Residual persistence and Kimi’s self-evaluation (left) and textual evaluation (right)
Unlike the 171 emotion probes, there’s a negative correlation between self-evaluated emotion persistence of the SAE features and the feature’s activation variance explained (ρ = -0.184, p = 4.6e-09), so removing the effect of variance allows the signal to emerge. It’s not clear if the stronger relationship of the self-evaluated emotions is due to introspection, or if it is simply due to being able to test additional steering strengths (including negative strengths). If this agentic self-steering method proves robust, it might be used to better explain and interpret SAE features in general.
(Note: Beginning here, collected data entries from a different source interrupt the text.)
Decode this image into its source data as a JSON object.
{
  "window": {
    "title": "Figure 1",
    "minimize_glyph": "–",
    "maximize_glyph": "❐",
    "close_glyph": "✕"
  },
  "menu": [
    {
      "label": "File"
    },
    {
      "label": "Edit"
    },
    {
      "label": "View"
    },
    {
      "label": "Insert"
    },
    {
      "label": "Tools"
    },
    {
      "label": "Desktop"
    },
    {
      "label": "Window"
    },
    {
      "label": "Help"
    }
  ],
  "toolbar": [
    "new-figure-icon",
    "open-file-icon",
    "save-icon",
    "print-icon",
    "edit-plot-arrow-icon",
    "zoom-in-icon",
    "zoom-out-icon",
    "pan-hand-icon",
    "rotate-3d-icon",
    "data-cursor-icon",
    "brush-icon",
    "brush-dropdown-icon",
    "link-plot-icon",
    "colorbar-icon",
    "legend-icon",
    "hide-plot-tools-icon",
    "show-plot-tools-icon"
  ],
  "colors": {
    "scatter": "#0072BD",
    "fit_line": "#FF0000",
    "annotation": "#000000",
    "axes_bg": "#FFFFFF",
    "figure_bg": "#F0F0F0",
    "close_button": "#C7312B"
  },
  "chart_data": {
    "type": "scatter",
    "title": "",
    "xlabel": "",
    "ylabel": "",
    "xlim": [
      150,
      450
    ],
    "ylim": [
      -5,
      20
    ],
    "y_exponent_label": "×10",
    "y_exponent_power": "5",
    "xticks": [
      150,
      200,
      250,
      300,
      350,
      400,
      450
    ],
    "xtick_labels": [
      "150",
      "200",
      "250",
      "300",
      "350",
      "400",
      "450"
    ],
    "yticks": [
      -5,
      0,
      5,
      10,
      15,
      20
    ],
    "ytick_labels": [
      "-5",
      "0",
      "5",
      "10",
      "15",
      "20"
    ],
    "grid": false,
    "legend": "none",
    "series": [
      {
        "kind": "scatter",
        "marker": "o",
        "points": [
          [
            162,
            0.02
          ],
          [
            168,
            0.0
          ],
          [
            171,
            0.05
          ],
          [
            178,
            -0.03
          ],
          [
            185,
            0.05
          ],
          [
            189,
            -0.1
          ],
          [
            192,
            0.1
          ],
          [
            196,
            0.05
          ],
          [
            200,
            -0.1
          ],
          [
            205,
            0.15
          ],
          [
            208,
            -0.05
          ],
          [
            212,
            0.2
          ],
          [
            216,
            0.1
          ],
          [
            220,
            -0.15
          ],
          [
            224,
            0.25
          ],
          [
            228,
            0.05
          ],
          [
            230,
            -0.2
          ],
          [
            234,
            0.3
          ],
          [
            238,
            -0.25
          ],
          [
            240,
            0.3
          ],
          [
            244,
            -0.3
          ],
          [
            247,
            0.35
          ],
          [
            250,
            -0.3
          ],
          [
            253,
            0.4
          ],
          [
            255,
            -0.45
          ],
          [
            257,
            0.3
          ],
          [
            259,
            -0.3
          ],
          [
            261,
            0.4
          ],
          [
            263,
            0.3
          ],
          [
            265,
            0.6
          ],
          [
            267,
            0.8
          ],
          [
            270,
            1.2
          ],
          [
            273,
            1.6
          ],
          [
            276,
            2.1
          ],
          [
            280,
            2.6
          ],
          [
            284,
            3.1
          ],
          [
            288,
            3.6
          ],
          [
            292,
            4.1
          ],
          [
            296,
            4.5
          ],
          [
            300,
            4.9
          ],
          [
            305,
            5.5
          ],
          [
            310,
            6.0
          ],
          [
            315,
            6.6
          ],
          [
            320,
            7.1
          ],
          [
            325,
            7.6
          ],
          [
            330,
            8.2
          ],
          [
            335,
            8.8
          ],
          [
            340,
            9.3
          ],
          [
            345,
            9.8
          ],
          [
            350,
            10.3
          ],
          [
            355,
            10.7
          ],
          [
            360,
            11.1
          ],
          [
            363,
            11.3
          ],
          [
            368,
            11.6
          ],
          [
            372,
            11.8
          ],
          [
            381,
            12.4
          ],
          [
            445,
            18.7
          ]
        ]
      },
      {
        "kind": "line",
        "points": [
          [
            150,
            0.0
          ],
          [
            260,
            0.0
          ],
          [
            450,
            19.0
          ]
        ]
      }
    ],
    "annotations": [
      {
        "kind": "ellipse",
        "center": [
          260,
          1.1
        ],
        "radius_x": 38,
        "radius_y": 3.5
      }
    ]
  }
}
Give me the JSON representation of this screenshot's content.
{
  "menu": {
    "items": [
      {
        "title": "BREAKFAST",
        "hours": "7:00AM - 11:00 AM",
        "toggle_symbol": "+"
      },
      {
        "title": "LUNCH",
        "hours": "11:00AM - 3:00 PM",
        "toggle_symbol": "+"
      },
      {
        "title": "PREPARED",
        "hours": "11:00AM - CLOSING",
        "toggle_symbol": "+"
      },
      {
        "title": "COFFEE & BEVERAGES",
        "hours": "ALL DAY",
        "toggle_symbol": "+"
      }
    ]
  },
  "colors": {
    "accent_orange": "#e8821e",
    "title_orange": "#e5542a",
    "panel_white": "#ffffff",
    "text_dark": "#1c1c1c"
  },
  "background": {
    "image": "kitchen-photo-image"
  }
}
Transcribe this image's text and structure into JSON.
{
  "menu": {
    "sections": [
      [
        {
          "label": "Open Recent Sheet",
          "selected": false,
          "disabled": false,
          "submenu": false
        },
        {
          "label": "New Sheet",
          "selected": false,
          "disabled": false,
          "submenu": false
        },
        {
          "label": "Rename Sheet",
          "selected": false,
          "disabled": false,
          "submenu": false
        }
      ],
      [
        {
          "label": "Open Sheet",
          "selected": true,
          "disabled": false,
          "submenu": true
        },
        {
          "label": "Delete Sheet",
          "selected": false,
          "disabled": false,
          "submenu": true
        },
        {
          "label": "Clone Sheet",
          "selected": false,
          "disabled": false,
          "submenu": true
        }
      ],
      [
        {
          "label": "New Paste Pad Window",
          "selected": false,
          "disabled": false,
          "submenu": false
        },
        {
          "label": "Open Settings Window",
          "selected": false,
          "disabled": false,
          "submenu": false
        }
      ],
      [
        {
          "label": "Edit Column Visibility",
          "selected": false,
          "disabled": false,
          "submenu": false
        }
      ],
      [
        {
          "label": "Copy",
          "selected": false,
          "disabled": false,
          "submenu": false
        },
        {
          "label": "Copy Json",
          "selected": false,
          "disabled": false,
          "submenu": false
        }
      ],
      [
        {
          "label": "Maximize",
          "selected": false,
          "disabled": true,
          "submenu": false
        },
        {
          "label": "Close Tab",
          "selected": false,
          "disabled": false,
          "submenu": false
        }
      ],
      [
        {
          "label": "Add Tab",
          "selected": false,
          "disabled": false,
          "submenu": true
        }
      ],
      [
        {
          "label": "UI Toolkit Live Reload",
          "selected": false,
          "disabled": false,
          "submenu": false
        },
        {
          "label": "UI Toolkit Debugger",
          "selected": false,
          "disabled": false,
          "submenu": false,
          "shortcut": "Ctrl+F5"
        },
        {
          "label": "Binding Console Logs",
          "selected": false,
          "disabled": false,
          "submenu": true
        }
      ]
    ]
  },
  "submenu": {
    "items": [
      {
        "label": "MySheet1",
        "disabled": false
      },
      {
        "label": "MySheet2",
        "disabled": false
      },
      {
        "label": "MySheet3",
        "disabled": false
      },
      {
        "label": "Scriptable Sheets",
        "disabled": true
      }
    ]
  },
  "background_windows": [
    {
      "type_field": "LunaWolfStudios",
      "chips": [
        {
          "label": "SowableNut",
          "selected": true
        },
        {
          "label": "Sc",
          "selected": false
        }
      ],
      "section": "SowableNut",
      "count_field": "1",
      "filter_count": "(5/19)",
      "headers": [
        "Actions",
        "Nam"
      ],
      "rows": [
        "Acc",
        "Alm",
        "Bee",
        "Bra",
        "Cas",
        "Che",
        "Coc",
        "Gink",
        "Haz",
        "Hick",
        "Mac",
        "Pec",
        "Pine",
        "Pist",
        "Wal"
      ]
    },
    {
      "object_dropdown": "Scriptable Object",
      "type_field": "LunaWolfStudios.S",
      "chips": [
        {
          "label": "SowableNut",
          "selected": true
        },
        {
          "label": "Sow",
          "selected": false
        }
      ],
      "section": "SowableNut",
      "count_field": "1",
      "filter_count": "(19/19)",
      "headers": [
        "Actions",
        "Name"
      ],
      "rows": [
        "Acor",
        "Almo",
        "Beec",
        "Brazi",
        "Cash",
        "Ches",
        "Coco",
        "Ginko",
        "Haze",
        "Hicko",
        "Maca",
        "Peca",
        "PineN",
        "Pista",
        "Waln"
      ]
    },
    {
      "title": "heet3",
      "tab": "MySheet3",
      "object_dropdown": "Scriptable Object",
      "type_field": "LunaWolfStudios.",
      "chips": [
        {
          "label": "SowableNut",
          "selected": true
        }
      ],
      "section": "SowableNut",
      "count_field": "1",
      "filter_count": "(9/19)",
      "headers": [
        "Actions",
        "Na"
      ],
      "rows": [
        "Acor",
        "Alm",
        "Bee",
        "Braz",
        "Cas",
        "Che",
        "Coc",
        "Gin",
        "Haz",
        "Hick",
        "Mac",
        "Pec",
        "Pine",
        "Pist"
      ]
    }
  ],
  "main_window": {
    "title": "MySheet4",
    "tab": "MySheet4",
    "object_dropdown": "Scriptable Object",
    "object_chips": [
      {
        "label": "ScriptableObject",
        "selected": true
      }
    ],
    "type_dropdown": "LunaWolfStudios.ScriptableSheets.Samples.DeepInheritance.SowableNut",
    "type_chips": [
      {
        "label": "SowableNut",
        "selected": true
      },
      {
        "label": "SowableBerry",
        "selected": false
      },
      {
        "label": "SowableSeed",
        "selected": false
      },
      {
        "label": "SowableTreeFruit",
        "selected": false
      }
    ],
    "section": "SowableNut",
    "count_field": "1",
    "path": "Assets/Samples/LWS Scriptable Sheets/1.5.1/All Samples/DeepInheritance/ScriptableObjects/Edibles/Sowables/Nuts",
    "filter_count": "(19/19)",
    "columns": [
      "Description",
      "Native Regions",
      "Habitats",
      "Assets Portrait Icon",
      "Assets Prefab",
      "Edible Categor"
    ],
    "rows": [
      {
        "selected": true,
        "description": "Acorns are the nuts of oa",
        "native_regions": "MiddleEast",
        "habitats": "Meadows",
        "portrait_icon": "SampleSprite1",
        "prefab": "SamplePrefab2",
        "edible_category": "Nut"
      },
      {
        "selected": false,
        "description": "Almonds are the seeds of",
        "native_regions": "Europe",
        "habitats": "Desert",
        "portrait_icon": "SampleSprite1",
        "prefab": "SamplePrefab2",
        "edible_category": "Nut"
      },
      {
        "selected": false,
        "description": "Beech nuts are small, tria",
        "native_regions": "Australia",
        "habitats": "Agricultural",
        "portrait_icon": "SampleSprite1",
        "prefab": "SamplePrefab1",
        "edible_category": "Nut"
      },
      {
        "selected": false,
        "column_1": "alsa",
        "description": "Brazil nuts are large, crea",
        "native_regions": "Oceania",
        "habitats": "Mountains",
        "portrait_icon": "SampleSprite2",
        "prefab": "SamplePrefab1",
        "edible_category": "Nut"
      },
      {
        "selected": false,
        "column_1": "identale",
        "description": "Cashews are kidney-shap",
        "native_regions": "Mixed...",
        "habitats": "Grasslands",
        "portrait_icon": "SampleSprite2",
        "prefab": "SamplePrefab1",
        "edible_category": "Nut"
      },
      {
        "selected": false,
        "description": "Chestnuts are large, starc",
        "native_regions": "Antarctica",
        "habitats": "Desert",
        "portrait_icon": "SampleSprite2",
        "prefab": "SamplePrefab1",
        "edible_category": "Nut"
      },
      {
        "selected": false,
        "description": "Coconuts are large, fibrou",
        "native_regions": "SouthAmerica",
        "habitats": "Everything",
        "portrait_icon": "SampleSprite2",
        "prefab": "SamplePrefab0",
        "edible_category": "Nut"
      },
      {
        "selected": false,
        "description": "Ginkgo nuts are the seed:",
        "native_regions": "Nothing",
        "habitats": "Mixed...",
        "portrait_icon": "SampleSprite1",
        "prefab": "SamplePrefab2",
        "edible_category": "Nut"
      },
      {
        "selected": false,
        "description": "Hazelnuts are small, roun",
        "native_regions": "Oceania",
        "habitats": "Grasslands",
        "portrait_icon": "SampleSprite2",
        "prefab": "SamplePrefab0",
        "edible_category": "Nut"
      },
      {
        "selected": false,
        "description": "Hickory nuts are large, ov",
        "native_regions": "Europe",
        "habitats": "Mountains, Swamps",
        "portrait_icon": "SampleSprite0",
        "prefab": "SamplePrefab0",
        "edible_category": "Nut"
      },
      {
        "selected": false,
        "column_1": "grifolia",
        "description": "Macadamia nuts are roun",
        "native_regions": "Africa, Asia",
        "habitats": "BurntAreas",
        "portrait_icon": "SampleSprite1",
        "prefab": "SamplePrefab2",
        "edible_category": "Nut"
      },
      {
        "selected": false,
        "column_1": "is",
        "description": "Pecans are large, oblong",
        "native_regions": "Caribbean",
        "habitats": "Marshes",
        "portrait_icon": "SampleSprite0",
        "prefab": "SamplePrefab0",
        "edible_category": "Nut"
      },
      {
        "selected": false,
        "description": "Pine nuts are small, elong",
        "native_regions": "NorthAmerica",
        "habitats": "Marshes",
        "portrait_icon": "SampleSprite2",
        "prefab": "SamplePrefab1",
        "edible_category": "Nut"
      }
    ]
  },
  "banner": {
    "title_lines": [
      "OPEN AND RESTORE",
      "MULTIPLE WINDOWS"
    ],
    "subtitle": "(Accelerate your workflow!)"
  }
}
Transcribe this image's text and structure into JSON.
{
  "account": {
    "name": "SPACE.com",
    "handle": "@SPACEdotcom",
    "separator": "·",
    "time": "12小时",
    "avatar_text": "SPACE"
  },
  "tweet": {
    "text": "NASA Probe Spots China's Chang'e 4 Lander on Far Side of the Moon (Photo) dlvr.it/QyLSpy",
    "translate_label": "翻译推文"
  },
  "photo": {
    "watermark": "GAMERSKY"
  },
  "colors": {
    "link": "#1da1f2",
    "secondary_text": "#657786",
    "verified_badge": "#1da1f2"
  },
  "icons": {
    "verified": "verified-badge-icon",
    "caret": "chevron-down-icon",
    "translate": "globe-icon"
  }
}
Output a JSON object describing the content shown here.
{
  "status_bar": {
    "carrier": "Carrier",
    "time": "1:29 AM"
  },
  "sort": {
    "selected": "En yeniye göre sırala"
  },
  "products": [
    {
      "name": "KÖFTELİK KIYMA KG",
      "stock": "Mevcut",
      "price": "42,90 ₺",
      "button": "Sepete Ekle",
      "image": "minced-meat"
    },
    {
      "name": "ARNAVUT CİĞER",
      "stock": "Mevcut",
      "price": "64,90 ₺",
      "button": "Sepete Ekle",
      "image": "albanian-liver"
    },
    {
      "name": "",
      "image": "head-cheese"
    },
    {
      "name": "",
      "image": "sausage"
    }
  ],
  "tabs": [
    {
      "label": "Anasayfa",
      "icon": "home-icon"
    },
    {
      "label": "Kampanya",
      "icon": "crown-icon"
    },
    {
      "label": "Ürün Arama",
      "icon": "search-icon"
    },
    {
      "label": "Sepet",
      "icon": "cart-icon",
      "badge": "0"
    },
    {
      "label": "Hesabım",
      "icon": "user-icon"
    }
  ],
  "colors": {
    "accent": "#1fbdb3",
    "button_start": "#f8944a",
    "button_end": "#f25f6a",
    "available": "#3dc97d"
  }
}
This relationship between persistence and self-evaluated emotionality of the feature does not involve the 171 probes at all, so serves as a replication of the probe-based persistent findings which would not share any potential confounds introduced by probe construction.
Summary
Across 240 multi-turn conversations per model, the 171 emotion probes show correlation between the first and 100th token of 0.214 in Cogito and 0.367 in Kimi, compared to only 0.099 and 0.117 for random unit vectors in the same 7168D activation space. However, emotion probes capture more activation variance than random directions, and high-variance directions are generically more persistent. 5,420 random unit vectors were drawn from the top-k eigenspace of the layer-40 hidden-state covariance for a sweep of k values. Each emotion probe was matched to the 20 of these random vectors with the nearest variance explained. Each emotion probe’s autocorrelation minus the median of its variance-matched neighbors averages +0.077 in Cogito (p = 1.5e-27, 157 of 171 probes positive) and +0.170 in Kimi (p = 6.7e-30, 167 of 171 positive). Persistence was measured across each model’s SAE features by the increase in probability of firing 100 tokens later given that the feature fired now, compared to its base firing rate. The overlap the SAE feature has with the emotion subspace correlates with persistence after controlling for variance effects (Spearman +0.413, p = 4.4e-196 in Cogito, Spearman +0.111, p = 4.4e-52 in Kimi). Agentic self-evaluation of the SAE feature’s effect correlates with persistence after accounting for variance (ρ = +0.124, p = 0.0001).
Conclusions
Though emotions are clearly locally spiky, they are not strictly locally scoped. Instead, they are typically bursty but with a long tail of slow change. This long tail persists for over 100 tokens, and the persistence metric used is designed to measure longer-range state
Intriguingly, emotion features appear to be unexpectedly persistent. Emotion probes tend to be more persistent than variance-matched random probes, and SAE features that the model self-describes as more emotional tend to be more persistent than variance-matched SAE features.